Through #KazakhstanTvoritDobro (Kazakhstan does good deeds), designer Gaukhar Zhumabekova decorated walls of Astana Children’s Hospital No. 2. She created amazing drawings, looking at which cure and treatment are becoming merrier.
“The Academy of Arts’ students took up this initiative and painted the walls of the neurology unit in the same hospital. We also had volunteers at district hospitals in the South Kazakhstan region. Again, we met a wonderful girl Aikerim Zhumagaliyeva who encouraged volunteers to paint the walls in the regional children’s hospital of Shymkent, where we are planning to open the second centre,” said Abeldinova.
This project implies a variety of interesting activities, but its main purpose is to draw attention to the problems of children with cerebral palsy and launch 14 rehabilitation centres throughout Kazakhstan. Regardless of profession, gender, age or religion, people show their kindness and compassion and achieve common goals.

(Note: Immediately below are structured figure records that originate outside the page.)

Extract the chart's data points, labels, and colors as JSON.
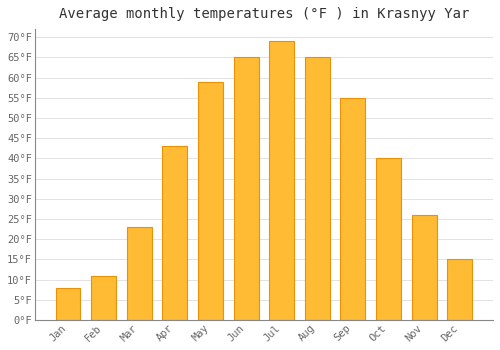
{
  "title": "Average monthly temperatures (°F ) in Krasnyy Yar",
  "months": [
    "Jan",
    "Feb",
    "Mar",
    "Apr",
    "May",
    "Jun",
    "Jul",
    "Aug",
    "Sep",
    "Oct",
    "Nov",
    "Dec"
  ],
  "values": [
    8,
    11,
    23,
    43,
    59,
    65,
    69,
    65,
    55,
    40,
    26,
    15
  ],
  "bar_color_face": "#FFBB33",
  "bar_color_edge": "#E8920A",
  "background_color": "#FFFFFF",
  "plot_bg_color": "#FFFFFF",
  "grid_color": "#DDDDDD",
  "ylim": [
    0,
    72
  ],
  "yticks": [
    0,
    5,
    10,
    15,
    20,
    25,
    30,
    35,
    40,
    45,
    50,
    55,
    60,
    65,
    70
  ],
  "ytick_labels": [
    "0°F",
    "5°F",
    "10°F",
    "15°F",
    "20°F",
    "25°F",
    "30°F",
    "35°F",
    "40°F",
    "45°F",
    "50°F",
    "55°F",
    "60°F",
    "65°F",
    "70°F"
  ],
  "title_fontsize": 10,
  "tick_fontsize": 7.5,
  "font_family": "monospace",
  "tick_color": "#666666"
}
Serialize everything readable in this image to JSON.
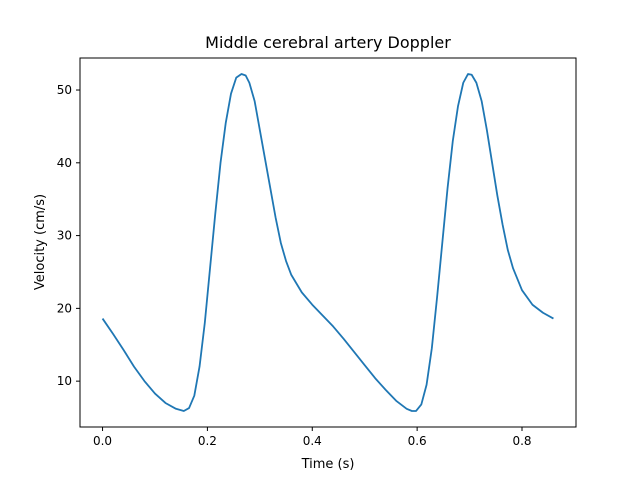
{
  "chart_data": {
    "type": "line",
    "title": "Middle cerebral artery Doppler",
    "xlabel": "Time (s)",
    "ylabel": "Velocity (cm/s)",
    "xlim": [
      -0.043,
      0.903
    ],
    "ylim": [
      3.7,
      54.4
    ],
    "xticks": [
      0.0,
      0.2,
      0.4,
      0.6,
      0.8
    ],
    "xtick_labels": [
      "0.0",
      "0.2",
      "0.4",
      "0.6",
      "0.8"
    ],
    "yticks": [
      10,
      20,
      30,
      40,
      50
    ],
    "ytick_labels": [
      "10",
      "20",
      "30",
      "40",
      "50"
    ],
    "grid": false,
    "series": [
      {
        "color": "#1f77b4",
        "x": [
          0.0,
          0.02,
          0.04,
          0.06,
          0.08,
          0.1,
          0.12,
          0.14,
          0.155,
          0.165,
          0.175,
          0.185,
          0.195,
          0.205,
          0.215,
          0.225,
          0.235,
          0.245,
          0.255,
          0.265,
          0.273,
          0.28,
          0.29,
          0.3,
          0.31,
          0.32,
          0.33,
          0.34,
          0.35,
          0.36,
          0.38,
          0.4,
          0.42,
          0.44,
          0.46,
          0.48,
          0.5,
          0.52,
          0.54,
          0.56,
          0.58,
          0.59,
          0.598,
          0.608,
          0.618,
          0.628,
          0.638,
          0.648,
          0.658,
          0.668,
          0.678,
          0.688,
          0.697,
          0.704,
          0.713,
          0.723,
          0.733,
          0.743,
          0.753,
          0.763,
          0.773,
          0.783,
          0.8,
          0.82,
          0.84,
          0.86
        ],
        "y": [
          18.6,
          16.5,
          14.3,
          12.0,
          10.0,
          8.3,
          7.0,
          6.2,
          5.9,
          6.3,
          8.0,
          12.0,
          18.0,
          25.5,
          33.0,
          40.0,
          45.5,
          49.5,
          51.7,
          52.2,
          52.0,
          51.0,
          48.5,
          44.5,
          40.5,
          36.5,
          32.5,
          29.0,
          26.5,
          24.6,
          22.2,
          20.5,
          19.0,
          17.5,
          15.8,
          14.0,
          12.2,
          10.4,
          8.8,
          7.3,
          6.2,
          5.9,
          5.9,
          6.8,
          9.5,
          14.5,
          21.5,
          29.0,
          36.5,
          43.0,
          47.8,
          51.0,
          52.2,
          52.1,
          51.0,
          48.5,
          44.5,
          40.0,
          35.5,
          31.5,
          28.0,
          25.5,
          22.5,
          20.5,
          19.4,
          18.6
        ]
      }
    ]
  }
}
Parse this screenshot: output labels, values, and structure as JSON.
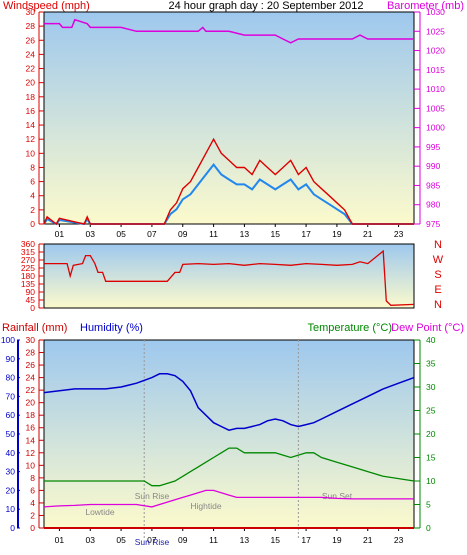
{
  "title": "24 hour graph day : 20 September 2012",
  "colors": {
    "wind": "#dd0000",
    "gust": "#ff0000",
    "avgwind": "#2288ee",
    "baro": "#dd00dd",
    "dir": "#dd0000",
    "rain": "#cc0000",
    "hum": "#0000cc",
    "temp": "#008800",
    "dew": "#dd00dd",
    "frame": "#000000",
    "skyTop": "#9ec8ee",
    "skyBottom": "#fcfacc"
  },
  "chart_data": [
    {
      "type": "line",
      "title": "24 hour graph day : 20 September 2012",
      "ylabel_left": "Windspeed (mph)",
      "ylabel_right": "Barometer (mb)",
      "x_ticks": [
        "01",
        "03",
        "05",
        "07",
        "09",
        "11",
        "13",
        "15",
        "17",
        "19",
        "21",
        "23"
      ],
      "ylim_left": [
        0,
        30
      ],
      "ylim_right": [
        975,
        1030
      ],
      "yticks_left": [
        0,
        2,
        4,
        6,
        8,
        10,
        12,
        14,
        16,
        18,
        20,
        22,
        24,
        26,
        28,
        30
      ],
      "yticks_right": [
        975,
        980,
        985,
        990,
        995,
        1000,
        1005,
        1010,
        1015,
        1020,
        1025,
        1030
      ],
      "series": [
        {
          "name": "Windspeed (mph)",
          "axis": "left",
          "x": [
            0,
            0.2,
            0.8,
            1.0,
            2.6,
            2.8,
            3.0,
            7.8,
            8.2,
            8.6,
            9.0,
            9.5,
            10.0,
            10.5,
            11.0,
            11.5,
            12.0,
            12.5,
            13.0,
            13.5,
            14.0,
            14.5,
            15.0,
            15.5,
            16.0,
            16.5,
            17.0,
            17.5,
            18.0,
            18.5,
            19.0,
            19.5,
            20.0,
            24
          ],
          "y": [
            0,
            1.0,
            0,
            0.8,
            0,
            1.0,
            0,
            0,
            2,
            3,
            5,
            6,
            8,
            10,
            12,
            10,
            9,
            8,
            8,
            7,
            9,
            8,
            7,
            8,
            9,
            7,
            8,
            6,
            5,
            4,
            3,
            2,
            0,
            0
          ]
        },
        {
          "name": "Barometer (mb)",
          "axis": "right",
          "x": [
            0,
            1.0,
            1.2,
            1.8,
            2.0,
            2.8,
            3.0,
            5.0,
            6.0,
            6.2,
            8.0,
            8.5,
            10.0,
            10.3,
            10.5,
            11.0,
            12.0,
            13.0,
            14.0,
            15.0,
            15.5,
            16.0,
            16.5,
            17.0,
            17.5,
            18.0,
            19.0,
            20.0,
            20.5,
            21.0,
            22.0,
            24
          ],
          "y": [
            1027,
            1027,
            1026,
            1026,
            1028,
            1027,
            1026,
            1026,
            1025,
            1025,
            1025,
            1025,
            1025,
            1026,
            1025,
            1025,
            1025,
            1024,
            1024,
            1024,
            1023,
            1022,
            1023,
            1023,
            1023,
            1023,
            1023,
            1023,
            1024,
            1023,
            1023,
            1023
          ]
        }
      ]
    },
    {
      "type": "line",
      "ylabel_left": "",
      "yticks_left": [
        0,
        45,
        90,
        135,
        180,
        225,
        270,
        315,
        360
      ],
      "compass": [
        "N",
        "W",
        "S",
        "E",
        "N"
      ],
      "ylim_left": [
        0,
        360
      ],
      "series": [
        {
          "name": "Wind direction",
          "x": [
            0,
            1.5,
            1.7,
            1.9,
            2.5,
            2.7,
            3.0,
            3.3,
            3.5,
            3.8,
            4.0,
            5.0,
            7.5,
            8.0,
            8.5,
            8.8,
            9.0,
            10,
            11,
            12,
            13,
            14,
            15,
            16,
            17,
            18,
            19,
            20,
            20.5,
            21.0,
            22.0,
            22.2,
            22.5,
            24
          ],
          "y": [
            250,
            250,
            180,
            240,
            250,
            295,
            295,
            250,
            200,
            200,
            150,
            150,
            150,
            150,
            200,
            200,
            245,
            250,
            245,
            250,
            240,
            250,
            245,
            240,
            250,
            245,
            240,
            245,
            260,
            250,
            320,
            40,
            15,
            20
          ]
        }
      ]
    },
    {
      "type": "line",
      "ylabel_left": "Rainfall (mm)",
      "ylabel_left2": "Humidity (%)",
      "ylabel_right": "Temperature (°C)",
      "ylabel_right2": "Dew Point (°C)",
      "x_ticks": [
        "01",
        "03",
        "05",
        "07",
        "09",
        "11",
        "13",
        "15",
        "17",
        "19",
        "21",
        "23"
      ],
      "ylim_rain": [
        0,
        30
      ],
      "ylim_hum": [
        0,
        100
      ],
      "ylim_temp": [
        0,
        40
      ],
      "yticks_rain": [
        0,
        2,
        4,
        6,
        8,
        10,
        12,
        14,
        16,
        18,
        20,
        22,
        24,
        26,
        28,
        30
      ],
      "yticks_hum": [
        0,
        10,
        20,
        30,
        40,
        50,
        60,
        70,
        80,
        90,
        100
      ],
      "yticks_temp": [
        0,
        5,
        10,
        15,
        20,
        25,
        30,
        35,
        40
      ],
      "annotations": [
        "Lowtide",
        "Sun Rise",
        "Hightide",
        "Sun Set",
        "Sun Rise"
      ],
      "series": [
        {
          "name": "Humidity (%)",
          "axis": "hum",
          "x": [
            0,
            1,
            2,
            3,
            4,
            5,
            6,
            7,
            7.5,
            8,
            8.5,
            9,
            9.5,
            10,
            10.5,
            11,
            11.5,
            12,
            12.5,
            13,
            13.5,
            14,
            14.5,
            15,
            15.5,
            16,
            16.5,
            17,
            17.5,
            18,
            19,
            20,
            21,
            22,
            23,
            24
          ],
          "y": [
            72,
            73,
            74,
            74,
            74,
            75,
            77,
            80,
            82,
            82,
            81,
            78,
            73,
            64,
            60,
            56,
            54,
            52,
            53,
            53,
            54,
            55,
            57,
            58,
            57,
            55,
            54,
            55,
            56,
            58,
            62,
            66,
            70,
            74,
            77,
            80
          ]
        },
        {
          "name": "Temperature (°C)",
          "axis": "temp",
          "x": [
            0,
            1,
            2,
            3,
            4,
            5,
            6,
            6.5,
            7,
            7.5,
            8,
            8.5,
            9,
            9.5,
            10,
            10.5,
            11,
            11.5,
            12,
            12.5,
            13,
            13.5,
            14,
            14.5,
            15,
            15.5,
            16,
            16.5,
            17,
            17.5,
            18,
            19,
            20,
            21,
            22,
            23,
            24
          ],
          "y": [
            10,
            10,
            10,
            10,
            10,
            10,
            10,
            10,
            9,
            9,
            9.5,
            10,
            11,
            12,
            13,
            14,
            15,
            16,
            17,
            17,
            16,
            16,
            16,
            16,
            16,
            15.5,
            15,
            15.5,
            16,
            16,
            15,
            14,
            13,
            12,
            11,
            10.5,
            10
          ]
        },
        {
          "name": "Dew Point (°C)",
          "axis": "temp",
          "x": [
            0,
            1,
            2,
            3,
            4,
            5,
            6,
            7,
            7.5,
            8,
            8.5,
            9,
            9.5,
            10,
            10.5,
            11,
            11.5,
            12,
            12.5,
            13,
            14,
            15,
            16,
            17,
            18,
            19,
            20,
            21,
            22,
            23,
            24
          ],
          "y": [
            4.5,
            4.7,
            4.8,
            5,
            5,
            5,
            5,
            4.5,
            5,
            5.5,
            6,
            6.5,
            7,
            7.5,
            8,
            8,
            7.5,
            7,
            6.5,
            6.5,
            6.5,
            6.5,
            6.5,
            6.5,
            6.5,
            6.3,
            6.2,
            6.2,
            6.2,
            6.2,
            6.2
          ]
        },
        {
          "name": "Rainfall (mm)",
          "axis": "rain",
          "x": [
            0,
            24
          ],
          "y": [
            0,
            0
          ]
        }
      ]
    }
  ]
}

“I chose a career when I studied at school. I am a speech pathologist. Thanks to the profession, I have always been close to these children and their families. Now, it is a great happiness for me to be able to help them, although it is unbearable to see the tears of mothers, desperate fathers and sadness in the eyes of the children. Happy people do not come to our foundation. People come with pain and problems and ask for help. Nevertheless, the success of these children and relighted hope in the eyes of parents inspires us to go further,” she said.